OSU researcher’s goal: Universal cystic fibrosis treatment
A pharmaceutical sciences researcher at Oregon State University has received a five-year, $3.3 million grant from the National Institutes of Health to develop a way for cystic fibrosis patients to get molecular treatment via an inhaler, a potential vast improvement over existing therapeutic methods.
The treatment would be designed to work on every cystic fibrosis patient, regardless of the specific genetic mutation behind his or her case.
Gaurav Sahay of the OSU/OHSU College of Pharmacy will collaborate with Kelvin MacDonald of Oregon Health & Science University, a scientist and physician who specializes in working with cystic fibrosis patients.
Sahay and MacDonald’s project is based around lipid nanoparticles carrying messenger RNA that can correct the underlying genetic defect that causes the disease: a mutation in the gene that encodes an ion transporter protein.
“We want to come up with a way to make the nanoparticles stable enough to pass through the mucus in the patients’ lungs, but based on structural changes inside the nanoparticles, once in the cells they can release the RNA,” Sahay said. “That’s the novelty of the system.”
Cystic fibrosis is a progressive genetic disorder that results in persistent lung infection and afflicts 30,000 people in the U.S., with about 1,000 new cases diagnosed every year.
More than three-quarters of patients are diagnosed by age 2, and despite steady advances in alleviating complications, the median life expectancy of cystic fibrosis patients is still just 40 years.
One faulty gene – the cystic fibrosis transmembrane conductance regulator, or CFTR – causes the disease, which is characterized by lung dehydration and mucus buildup that blocks the airway.
To date more than 1,200 different disease-conferring mutations have been found, meaning there is a lot of variance from patient to patient in how the disease progresses.
Treatment to “rescue” the mutant protein produced by the bad gene is available to some patients, although almost one patient in five discontinues therapy because of the high cost and the side effects.
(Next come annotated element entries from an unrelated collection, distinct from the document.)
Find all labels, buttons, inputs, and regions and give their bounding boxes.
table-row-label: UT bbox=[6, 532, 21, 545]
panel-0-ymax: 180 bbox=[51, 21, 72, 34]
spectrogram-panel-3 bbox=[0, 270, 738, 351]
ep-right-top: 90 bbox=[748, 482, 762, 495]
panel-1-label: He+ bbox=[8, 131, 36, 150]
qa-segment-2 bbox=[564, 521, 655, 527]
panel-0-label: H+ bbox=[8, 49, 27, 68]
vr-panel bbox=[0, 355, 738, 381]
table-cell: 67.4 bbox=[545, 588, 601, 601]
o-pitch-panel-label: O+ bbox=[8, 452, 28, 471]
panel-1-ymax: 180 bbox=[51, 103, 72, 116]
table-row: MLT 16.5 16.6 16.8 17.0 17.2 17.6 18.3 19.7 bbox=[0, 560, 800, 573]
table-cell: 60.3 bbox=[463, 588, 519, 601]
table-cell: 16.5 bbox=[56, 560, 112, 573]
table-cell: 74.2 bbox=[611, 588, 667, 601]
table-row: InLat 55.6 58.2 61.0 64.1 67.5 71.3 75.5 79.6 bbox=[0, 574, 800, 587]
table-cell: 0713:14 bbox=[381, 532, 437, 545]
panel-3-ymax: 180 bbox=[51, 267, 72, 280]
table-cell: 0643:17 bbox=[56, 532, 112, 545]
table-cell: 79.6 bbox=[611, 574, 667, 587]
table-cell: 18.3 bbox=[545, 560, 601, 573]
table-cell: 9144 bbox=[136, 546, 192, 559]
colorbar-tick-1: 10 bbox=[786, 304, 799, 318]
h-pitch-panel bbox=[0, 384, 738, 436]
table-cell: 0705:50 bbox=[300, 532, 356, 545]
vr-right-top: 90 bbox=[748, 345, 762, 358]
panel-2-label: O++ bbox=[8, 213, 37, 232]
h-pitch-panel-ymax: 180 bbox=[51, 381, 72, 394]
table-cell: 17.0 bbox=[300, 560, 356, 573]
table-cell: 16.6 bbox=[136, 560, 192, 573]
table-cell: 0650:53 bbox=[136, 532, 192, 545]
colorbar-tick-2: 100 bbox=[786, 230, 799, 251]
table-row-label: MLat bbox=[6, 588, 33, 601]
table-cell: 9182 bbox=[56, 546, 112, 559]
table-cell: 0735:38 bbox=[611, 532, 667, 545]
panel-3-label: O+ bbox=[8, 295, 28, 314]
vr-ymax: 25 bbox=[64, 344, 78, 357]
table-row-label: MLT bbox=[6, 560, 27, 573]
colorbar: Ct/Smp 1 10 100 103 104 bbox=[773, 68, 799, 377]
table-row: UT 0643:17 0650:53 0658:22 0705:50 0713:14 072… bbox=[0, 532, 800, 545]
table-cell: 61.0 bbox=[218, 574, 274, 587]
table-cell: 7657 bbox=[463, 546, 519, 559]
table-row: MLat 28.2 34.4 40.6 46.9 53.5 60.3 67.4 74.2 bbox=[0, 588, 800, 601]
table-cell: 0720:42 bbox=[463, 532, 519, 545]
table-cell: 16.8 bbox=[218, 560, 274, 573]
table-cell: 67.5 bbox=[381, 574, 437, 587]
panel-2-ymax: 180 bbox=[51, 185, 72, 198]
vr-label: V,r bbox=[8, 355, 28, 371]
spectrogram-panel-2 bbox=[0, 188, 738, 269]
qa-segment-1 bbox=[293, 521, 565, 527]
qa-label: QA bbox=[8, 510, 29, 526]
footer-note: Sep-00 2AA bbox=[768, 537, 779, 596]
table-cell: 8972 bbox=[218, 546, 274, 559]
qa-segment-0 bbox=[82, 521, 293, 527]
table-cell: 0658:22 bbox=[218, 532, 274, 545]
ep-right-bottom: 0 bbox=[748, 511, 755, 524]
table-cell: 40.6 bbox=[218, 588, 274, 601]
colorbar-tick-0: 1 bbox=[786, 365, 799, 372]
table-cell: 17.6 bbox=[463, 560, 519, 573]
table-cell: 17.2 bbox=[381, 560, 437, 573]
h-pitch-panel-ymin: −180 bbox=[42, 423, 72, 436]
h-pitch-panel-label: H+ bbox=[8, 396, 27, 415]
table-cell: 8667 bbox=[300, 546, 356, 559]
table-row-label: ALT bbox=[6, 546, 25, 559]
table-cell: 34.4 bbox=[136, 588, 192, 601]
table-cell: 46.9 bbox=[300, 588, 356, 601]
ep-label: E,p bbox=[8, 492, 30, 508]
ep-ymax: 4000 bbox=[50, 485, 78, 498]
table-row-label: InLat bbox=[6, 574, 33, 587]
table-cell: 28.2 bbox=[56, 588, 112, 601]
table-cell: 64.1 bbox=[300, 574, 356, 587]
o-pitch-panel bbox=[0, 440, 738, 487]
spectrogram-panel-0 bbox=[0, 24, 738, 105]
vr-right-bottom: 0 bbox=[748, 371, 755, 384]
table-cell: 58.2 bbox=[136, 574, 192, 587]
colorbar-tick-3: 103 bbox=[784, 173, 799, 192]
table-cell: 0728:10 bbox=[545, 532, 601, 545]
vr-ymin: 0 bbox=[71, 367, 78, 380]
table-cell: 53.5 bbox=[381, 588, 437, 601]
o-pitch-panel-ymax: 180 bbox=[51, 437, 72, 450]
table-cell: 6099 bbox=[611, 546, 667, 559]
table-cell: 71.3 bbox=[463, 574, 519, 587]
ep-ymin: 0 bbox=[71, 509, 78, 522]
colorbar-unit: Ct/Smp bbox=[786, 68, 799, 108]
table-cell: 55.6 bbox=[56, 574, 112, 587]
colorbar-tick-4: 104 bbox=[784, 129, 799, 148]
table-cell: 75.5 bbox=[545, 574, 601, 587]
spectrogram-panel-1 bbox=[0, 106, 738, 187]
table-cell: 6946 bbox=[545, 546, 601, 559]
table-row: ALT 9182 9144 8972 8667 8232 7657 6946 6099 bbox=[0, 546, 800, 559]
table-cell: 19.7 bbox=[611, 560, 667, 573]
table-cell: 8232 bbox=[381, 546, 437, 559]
Also, about 30% of patients have a gene mutation with no protein rescue treatment option, and toxicity concerns limit protein rescue therapy to patients older than age 6.
The new treatment approach involves loading chemically modified CFTR messenger RNA into the lipid-based nanoparticles, creating molecular medicine that could simply be inhaled at home.
Rather than trying to mend the patients’ existing mutant protein, the mRNA-loaded nanoparticle approach causes the cells to make the correct protein – allowing cells to properly regulate chloride and water transport, which is critical to healthy respiratory function.
The approach – adding back the gene that makes the protein – can function as a one-size-fits-all treatment and should vastly help in the area of patient compliance.
“If you have a kid you have to bring to the hospital six hours a week on three different days, that could become logistically difficult and you might not always be able to make it happen,” Sahay said. “And the drugs often make them quite sick. We hope that repeated doses of nanoparticles would not make people sick, and would also let patients stay at home and likely increase compliance.”